1. Read state blob → (state, etag)
2. If state doesn't exist → create new state (fencing_token=1)
3. If lease is expired → increment fencing_token and set owner
4. Conditional write (If-Match: etag)
5. Success → lease acquisition confirmed
6. Failure → another instance acquired first, skip

Rules

  • Stealing a lease before expiry from another instance is forbidden
  • Use a safety margin to account for local clock skew
  • All lease changes are performed atomically via CAS

7. Heartbeat

A heartbeat is required because handlers may take a long time to complete.

Default rules: - heartbeat_interval < lease_ttl / 2 - Consider halting execution after n consecutive heartbeat failures - Heartbeat = CAS write to state blob (updating heartbeat_at and expires_at) - CAS failure = lease lost; handler must be stopped

8. Commit Algorithm

1. Read state blob → (state, etag)
2. Verify owner_id / fencing_token match
3. Update checkpoint (cursor, batch_id, updated_at)
4. Conditional write (If-Match: etag)
5. Success → checkpoint advance complete
6. Failure → CommitError (batch is unconfirmed; can be reprocessed)

Key Principles

  • Checkpoint and lease validation occur in the same CAS write
  • A stale owner's commit is automatically rejected by etag mismatch
  • No separate lease blob check required → no TOCTOU race

9. Source Fingerprint

The state records a hash of the source definition.

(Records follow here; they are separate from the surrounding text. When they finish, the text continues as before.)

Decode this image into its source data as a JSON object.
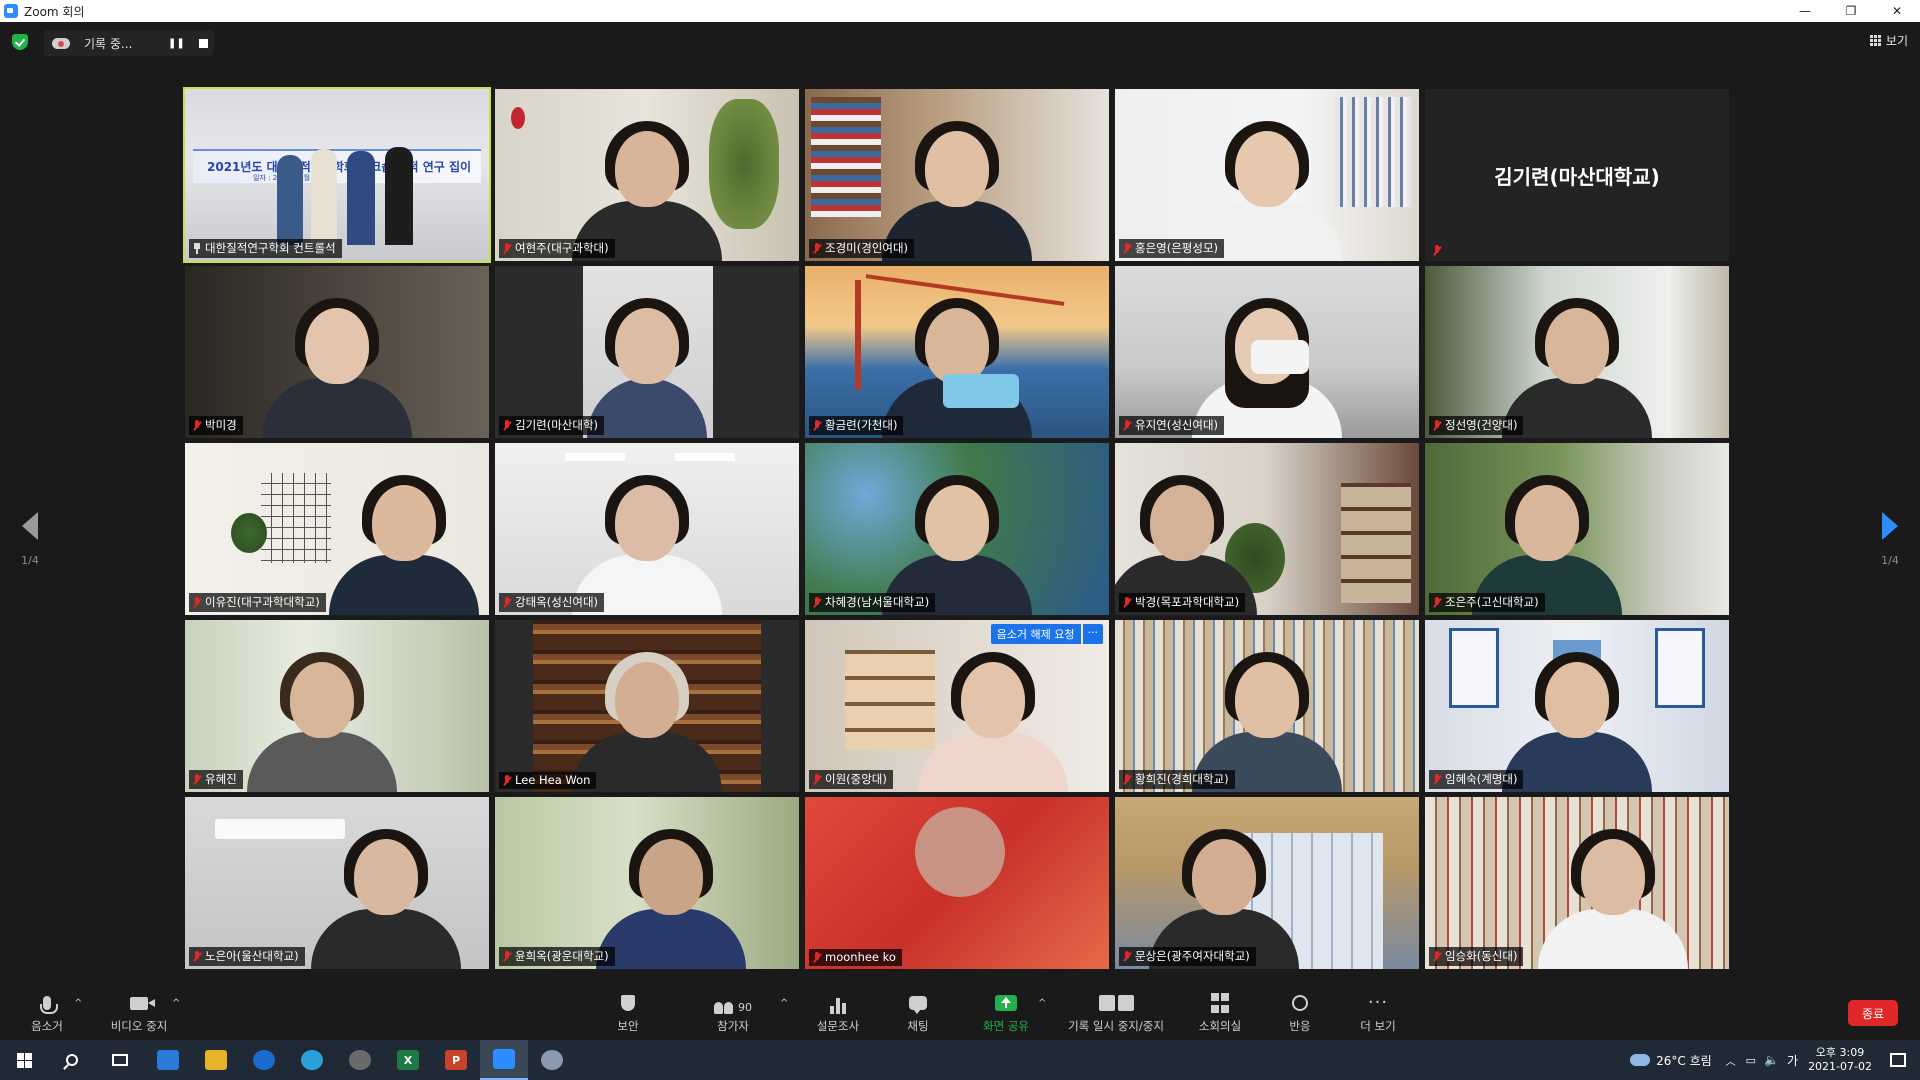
{
  "window": {
    "title": "Zoom 회의",
    "controls": [
      "—",
      "❐",
      "✕"
    ]
  },
  "recording": {
    "label": "기록 중...",
    "pause": "❚❚"
  },
  "view": {
    "label": "보기"
  },
  "pager": {
    "left": "1/4",
    "right": "1/4"
  },
  "banner": {
    "title": "2021년도 대한질적연구학회 워크숍 질적 연구 집이",
    "sub": "일자 : 2021년 7월"
  },
  "tiles": [
    {
      "name": "대한질적연구학회 컨트롤석",
      "pinned": true
    },
    {
      "name": "여현주(대구과학대)"
    },
    {
      "name": "조경미(경인여대)"
    },
    {
      "name": "홍은영(은평성모)"
    },
    {
      "name": "",
      "display": "김기련(마산대학교)"
    },
    {
      "name": "박미경"
    },
    {
      "name": "김기련(마산대학)"
    },
    {
      "name": "황금련(가천대)"
    },
    {
      "name": "유지연(성신여대)"
    },
    {
      "name": "정선영(건양대)"
    },
    {
      "name": "이유진(대구과학대학교)"
    },
    {
      "name": "강태옥(성신여대)"
    },
    {
      "name": "차혜경(남서울대학교)"
    },
    {
      "name": "박경(목포과학대학교)"
    },
    {
      "name": "조은주(고신대학교)"
    },
    {
      "name": "유혜진"
    },
    {
      "name": "Lee Hea Won"
    },
    {
      "name": "이원(중앙대)",
      "request": "음소거 해제 요청",
      "request_more": "···"
    },
    {
      "name": "황희진(경희대학교)"
    },
    {
      "name": "임혜숙(계명대)"
    },
    {
      "name": "노은아(울산대학교)"
    },
    {
      "name": "윤희옥(광운대학교)"
    },
    {
      "name": "moonhee ko"
    },
    {
      "name": "문상은(광주여자대학교)"
    },
    {
      "name": "임승화(동신대)"
    }
  ],
  "toolbar": {
    "mute": "음소거",
    "video": "비디오 중지",
    "security": "보안",
    "participants": "참가자",
    "participant_count": "90",
    "polls": "설문조사",
    "chat": "채팅",
    "share": "화면 공유",
    "record": "기록 일시 중지/중지",
    "breakout": "소회의실",
    "reactions": "반응",
    "more": "더 보기",
    "end": "종료",
    "caret": "^"
  },
  "taskbar": {
    "weather": "26°C 흐림",
    "ime": "가",
    "time": "오후 3:09",
    "date": "2021-07-02",
    "excel": "X",
    "ppt": "P"
  }
}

Includes: - DB URL (excluding password) - table/query - cursor column - PK columns - filters

If the source fingerprint changes, the default policy is: - Reject execution, or - Require an explicit reset/backfill

10. Reset Policy

Supported commands: - reset_to_beginning - reset_to_checkpoint(file) - reset_to_cursor(value, pk) - clone_checkpoint(new_poller_name)

Resets in production are dangerous; guardrails are required in the CLI.

11. Failure Scenarios

CAS Write Succeeds, Then Function Exits

  • Already committed
  • Next tick starts from the new checkpoint

Handler Succeeds, CAS Write Fails

  • Same batch can be reprocessed on the next tick
  • Duplicates may occur

CAS Write Response Timeout (Ambiguous State)

  • Commit success is uncertain
  • Resolved by reloading state on the next tick
  • Worst case: duplicate, no loss

Lease Expires and Another Instance Takes Over

  • Stale owner's commit attempt is automatically rejected by etag mismatch
  • Duplicates possible, loss prevented

Heartbeat CAS Failure

  • Treated as lease loss
  • Handler stops; no commit attempt is made

12. Operational Guidelines

  • One state blob per production poller
  • Use a separate poller_name for backfill (separate state blob)
  • Do not reuse state blobs after source definition changes
  • Minimize storage RBAC or connection string permissions